Она идет к старичку железнодорожнику, сидящему на скамейке у столовой, а мы отправляемся в «Эльбрус».

Всю дорогу до ресторана Аполлинария возбужденно говорит, смеется, вспоминает студенческие наивные мечты и веселые пустячки шалостей. Мы берем столик у окна, заказываем бутылку вина и фруктов. Музыка здесь не ахти, трое полулюбителей-полупрофессионалов, но танцевать можно.

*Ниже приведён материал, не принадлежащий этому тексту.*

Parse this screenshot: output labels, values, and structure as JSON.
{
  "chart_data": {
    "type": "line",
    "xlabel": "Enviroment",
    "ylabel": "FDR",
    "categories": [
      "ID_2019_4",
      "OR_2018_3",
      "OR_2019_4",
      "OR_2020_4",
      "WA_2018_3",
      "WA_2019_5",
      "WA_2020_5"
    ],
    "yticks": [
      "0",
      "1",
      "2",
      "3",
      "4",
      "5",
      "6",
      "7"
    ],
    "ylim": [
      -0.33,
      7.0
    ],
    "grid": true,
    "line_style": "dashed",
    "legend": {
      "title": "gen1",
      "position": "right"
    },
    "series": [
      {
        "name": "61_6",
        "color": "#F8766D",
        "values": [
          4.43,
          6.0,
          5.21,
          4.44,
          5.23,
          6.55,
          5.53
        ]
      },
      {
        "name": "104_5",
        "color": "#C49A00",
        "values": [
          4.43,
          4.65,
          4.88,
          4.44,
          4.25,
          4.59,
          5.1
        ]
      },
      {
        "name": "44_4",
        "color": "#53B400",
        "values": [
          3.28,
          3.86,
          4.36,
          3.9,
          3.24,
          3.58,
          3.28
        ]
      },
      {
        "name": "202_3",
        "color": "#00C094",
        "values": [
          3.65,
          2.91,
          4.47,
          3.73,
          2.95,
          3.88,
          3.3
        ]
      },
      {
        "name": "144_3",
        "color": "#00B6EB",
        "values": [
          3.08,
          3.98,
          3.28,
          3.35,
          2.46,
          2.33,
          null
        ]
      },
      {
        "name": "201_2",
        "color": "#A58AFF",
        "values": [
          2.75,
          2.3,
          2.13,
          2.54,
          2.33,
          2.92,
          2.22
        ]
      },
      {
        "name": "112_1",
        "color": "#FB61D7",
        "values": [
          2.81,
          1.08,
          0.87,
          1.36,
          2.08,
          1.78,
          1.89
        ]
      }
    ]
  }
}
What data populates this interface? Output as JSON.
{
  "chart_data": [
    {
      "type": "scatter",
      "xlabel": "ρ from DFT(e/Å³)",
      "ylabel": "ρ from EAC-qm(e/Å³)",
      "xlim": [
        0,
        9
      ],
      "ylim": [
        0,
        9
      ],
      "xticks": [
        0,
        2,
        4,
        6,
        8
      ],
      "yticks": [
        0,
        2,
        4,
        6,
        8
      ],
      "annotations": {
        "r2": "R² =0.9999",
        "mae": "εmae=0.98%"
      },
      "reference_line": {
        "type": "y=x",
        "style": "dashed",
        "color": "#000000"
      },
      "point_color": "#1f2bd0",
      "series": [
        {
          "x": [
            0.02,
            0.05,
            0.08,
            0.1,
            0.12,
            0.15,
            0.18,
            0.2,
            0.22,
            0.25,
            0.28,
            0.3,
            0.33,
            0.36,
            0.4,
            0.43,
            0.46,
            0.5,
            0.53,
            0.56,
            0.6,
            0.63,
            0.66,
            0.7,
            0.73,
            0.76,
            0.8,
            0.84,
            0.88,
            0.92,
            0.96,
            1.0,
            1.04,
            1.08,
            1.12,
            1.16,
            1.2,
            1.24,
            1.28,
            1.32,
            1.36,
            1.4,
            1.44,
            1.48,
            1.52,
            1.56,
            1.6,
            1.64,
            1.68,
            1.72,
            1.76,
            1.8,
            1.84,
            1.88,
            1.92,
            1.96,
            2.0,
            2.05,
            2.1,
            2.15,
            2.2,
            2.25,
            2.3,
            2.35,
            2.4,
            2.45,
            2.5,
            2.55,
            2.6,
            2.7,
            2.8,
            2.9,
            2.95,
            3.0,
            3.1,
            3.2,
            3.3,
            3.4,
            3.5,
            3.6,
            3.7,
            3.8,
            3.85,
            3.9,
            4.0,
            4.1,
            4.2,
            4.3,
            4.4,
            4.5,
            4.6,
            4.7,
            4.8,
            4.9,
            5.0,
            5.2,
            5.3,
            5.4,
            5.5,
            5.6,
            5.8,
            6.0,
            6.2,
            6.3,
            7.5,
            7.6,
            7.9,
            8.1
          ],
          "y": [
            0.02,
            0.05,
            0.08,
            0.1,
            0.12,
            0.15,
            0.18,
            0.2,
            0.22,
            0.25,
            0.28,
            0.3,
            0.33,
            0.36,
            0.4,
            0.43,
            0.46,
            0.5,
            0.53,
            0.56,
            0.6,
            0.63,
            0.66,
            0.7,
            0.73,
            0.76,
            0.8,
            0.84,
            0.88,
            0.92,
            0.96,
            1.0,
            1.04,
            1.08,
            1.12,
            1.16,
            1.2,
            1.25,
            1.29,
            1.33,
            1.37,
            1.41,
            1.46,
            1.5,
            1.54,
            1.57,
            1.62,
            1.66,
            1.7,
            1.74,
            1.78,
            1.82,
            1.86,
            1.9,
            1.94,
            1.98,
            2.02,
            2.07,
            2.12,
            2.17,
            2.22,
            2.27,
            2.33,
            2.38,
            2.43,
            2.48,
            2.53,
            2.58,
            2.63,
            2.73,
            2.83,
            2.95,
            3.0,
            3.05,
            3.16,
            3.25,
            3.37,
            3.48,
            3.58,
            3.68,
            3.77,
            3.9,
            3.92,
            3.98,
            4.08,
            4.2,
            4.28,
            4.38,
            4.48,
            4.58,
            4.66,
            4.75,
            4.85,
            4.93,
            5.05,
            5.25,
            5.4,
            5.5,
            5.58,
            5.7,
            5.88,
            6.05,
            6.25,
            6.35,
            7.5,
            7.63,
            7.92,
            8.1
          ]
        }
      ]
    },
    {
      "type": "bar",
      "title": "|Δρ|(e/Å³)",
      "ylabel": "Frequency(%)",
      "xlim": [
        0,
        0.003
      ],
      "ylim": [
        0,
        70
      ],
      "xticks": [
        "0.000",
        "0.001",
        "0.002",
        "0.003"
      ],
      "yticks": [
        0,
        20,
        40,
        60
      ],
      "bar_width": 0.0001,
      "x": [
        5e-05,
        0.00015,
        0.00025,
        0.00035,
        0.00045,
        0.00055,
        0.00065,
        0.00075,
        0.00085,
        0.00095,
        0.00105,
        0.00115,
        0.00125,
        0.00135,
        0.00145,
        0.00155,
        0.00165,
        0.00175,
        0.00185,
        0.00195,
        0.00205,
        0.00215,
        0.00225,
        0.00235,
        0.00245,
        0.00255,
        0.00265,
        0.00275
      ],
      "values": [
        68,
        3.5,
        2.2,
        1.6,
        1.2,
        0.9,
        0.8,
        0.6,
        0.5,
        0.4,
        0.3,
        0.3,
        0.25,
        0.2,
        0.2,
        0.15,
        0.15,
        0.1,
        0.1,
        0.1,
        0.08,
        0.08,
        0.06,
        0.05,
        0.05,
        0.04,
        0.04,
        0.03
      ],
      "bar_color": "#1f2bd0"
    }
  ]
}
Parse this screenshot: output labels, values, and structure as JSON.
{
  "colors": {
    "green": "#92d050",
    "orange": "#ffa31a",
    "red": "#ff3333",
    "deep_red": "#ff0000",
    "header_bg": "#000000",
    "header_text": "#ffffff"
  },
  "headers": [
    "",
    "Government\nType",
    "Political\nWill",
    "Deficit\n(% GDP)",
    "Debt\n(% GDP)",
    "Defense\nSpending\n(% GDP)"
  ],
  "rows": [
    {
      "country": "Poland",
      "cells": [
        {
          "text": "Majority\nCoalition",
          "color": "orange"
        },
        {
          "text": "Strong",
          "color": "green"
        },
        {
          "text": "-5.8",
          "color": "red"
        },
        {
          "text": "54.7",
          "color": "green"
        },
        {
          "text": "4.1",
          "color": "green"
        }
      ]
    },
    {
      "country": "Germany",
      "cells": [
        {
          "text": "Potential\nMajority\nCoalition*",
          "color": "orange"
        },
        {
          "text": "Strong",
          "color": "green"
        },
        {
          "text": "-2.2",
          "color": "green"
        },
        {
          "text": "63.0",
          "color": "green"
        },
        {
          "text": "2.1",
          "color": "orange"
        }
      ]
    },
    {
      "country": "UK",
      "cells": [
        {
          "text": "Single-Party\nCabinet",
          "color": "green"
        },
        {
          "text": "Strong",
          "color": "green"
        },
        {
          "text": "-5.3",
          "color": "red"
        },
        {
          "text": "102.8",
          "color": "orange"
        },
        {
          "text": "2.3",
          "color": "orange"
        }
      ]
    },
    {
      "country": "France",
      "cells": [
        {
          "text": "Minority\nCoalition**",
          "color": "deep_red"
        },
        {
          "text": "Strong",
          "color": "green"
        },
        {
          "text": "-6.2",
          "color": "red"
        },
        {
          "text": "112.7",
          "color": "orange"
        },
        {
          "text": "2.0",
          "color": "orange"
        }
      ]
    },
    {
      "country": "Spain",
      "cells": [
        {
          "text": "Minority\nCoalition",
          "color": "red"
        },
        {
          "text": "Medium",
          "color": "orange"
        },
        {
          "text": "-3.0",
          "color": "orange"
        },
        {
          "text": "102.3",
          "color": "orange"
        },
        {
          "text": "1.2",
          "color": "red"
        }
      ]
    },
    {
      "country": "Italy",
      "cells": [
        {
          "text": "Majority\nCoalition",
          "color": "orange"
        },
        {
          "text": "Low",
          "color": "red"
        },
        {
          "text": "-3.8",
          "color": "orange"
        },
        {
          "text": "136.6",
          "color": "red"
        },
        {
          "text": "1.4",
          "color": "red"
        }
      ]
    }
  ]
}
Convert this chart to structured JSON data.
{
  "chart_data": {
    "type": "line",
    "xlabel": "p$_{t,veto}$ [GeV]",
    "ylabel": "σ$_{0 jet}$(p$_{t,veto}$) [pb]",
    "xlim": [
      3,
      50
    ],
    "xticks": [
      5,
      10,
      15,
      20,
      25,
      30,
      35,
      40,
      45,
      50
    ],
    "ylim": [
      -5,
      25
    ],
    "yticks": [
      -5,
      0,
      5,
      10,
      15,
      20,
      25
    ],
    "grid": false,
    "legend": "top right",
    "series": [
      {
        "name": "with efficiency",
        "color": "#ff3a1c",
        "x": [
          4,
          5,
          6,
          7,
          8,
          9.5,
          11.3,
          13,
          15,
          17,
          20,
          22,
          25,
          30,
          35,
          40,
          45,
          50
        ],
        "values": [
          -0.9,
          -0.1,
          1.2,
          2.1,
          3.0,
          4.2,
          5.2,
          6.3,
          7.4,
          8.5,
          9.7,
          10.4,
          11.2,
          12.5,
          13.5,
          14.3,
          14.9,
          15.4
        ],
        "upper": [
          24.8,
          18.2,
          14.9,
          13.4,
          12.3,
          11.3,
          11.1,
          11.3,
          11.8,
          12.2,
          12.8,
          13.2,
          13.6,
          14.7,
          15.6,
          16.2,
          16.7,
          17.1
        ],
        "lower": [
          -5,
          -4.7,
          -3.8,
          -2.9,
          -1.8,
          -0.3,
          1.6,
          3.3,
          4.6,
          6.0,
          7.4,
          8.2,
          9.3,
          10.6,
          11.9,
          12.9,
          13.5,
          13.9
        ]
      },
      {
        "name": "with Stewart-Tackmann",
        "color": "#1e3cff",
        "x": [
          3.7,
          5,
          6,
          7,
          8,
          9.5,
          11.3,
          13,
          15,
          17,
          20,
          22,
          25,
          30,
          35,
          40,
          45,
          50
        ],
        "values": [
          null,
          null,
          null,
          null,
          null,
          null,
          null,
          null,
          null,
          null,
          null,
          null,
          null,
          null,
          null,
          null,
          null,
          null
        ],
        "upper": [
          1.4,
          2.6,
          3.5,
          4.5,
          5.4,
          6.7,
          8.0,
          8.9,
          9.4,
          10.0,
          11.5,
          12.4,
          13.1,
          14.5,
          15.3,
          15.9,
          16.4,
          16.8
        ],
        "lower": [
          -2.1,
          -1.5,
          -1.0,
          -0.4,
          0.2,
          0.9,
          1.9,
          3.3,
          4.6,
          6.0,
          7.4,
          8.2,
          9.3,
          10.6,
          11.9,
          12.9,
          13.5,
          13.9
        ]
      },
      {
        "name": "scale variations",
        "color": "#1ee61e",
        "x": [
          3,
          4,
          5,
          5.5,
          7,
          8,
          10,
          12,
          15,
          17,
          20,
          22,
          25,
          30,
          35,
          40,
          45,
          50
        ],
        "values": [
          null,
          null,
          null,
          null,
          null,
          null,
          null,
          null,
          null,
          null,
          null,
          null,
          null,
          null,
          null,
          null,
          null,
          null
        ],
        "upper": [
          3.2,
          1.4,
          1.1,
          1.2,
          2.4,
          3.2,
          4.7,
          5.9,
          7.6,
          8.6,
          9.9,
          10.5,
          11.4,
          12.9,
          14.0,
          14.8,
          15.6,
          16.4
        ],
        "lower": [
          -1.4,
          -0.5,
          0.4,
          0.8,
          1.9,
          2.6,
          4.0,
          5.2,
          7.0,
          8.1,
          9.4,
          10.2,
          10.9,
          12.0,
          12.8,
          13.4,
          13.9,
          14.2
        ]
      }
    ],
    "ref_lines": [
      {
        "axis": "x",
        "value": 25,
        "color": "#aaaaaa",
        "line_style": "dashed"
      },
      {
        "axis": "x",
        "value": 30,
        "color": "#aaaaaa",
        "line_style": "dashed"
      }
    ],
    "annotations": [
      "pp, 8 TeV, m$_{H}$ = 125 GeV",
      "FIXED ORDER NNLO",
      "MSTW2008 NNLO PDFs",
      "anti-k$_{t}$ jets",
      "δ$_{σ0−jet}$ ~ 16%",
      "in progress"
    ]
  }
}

Аполлинария разрумянилась от вина, отдала мне свои очки и блаженно щурится, хлопает лопушистыми ресницами — своими, не наклеенными. Танцует она хорошо, партнер я стройный, и на нас поглядывают из-за столиков завистливо. Аполлинария чувствует эти взгляды и нежится в них, как в солнечных лучах.

Мы заказываем вторую бутылку вина и, в легком опьянении, веселые, почти счастливые, танцуем, танцуем. Она стала совсем девочкой без этих строгих очков, смеется, запрокидывая голову, и волосы, падая на плечи, нежно гладят мои горячие руки.

— Ты красивая, — шепчу я расслабленно.

— Завтра пойдем на пляж, — отвечает она с томной улыбкой.

Лица людей за столиками расплываются, покачиваются, а мы в упоении танцуем и танцуем. Мне хорошо от этой близости, я ни о чем не думаю, и, когда неожиданным видением проплывает лицо Томки, я озорно подмигиваю ей и прижимаю к себе Аполлинарию. Нашла время когда вспомниться!

Утомившись, мы садимся за столик, и тут я замечаю, что лицо Томки не воспоминание, — за угловым столиком сидит фифочка, похожая на мою жену, и рядом с ней муж Аполлинарии.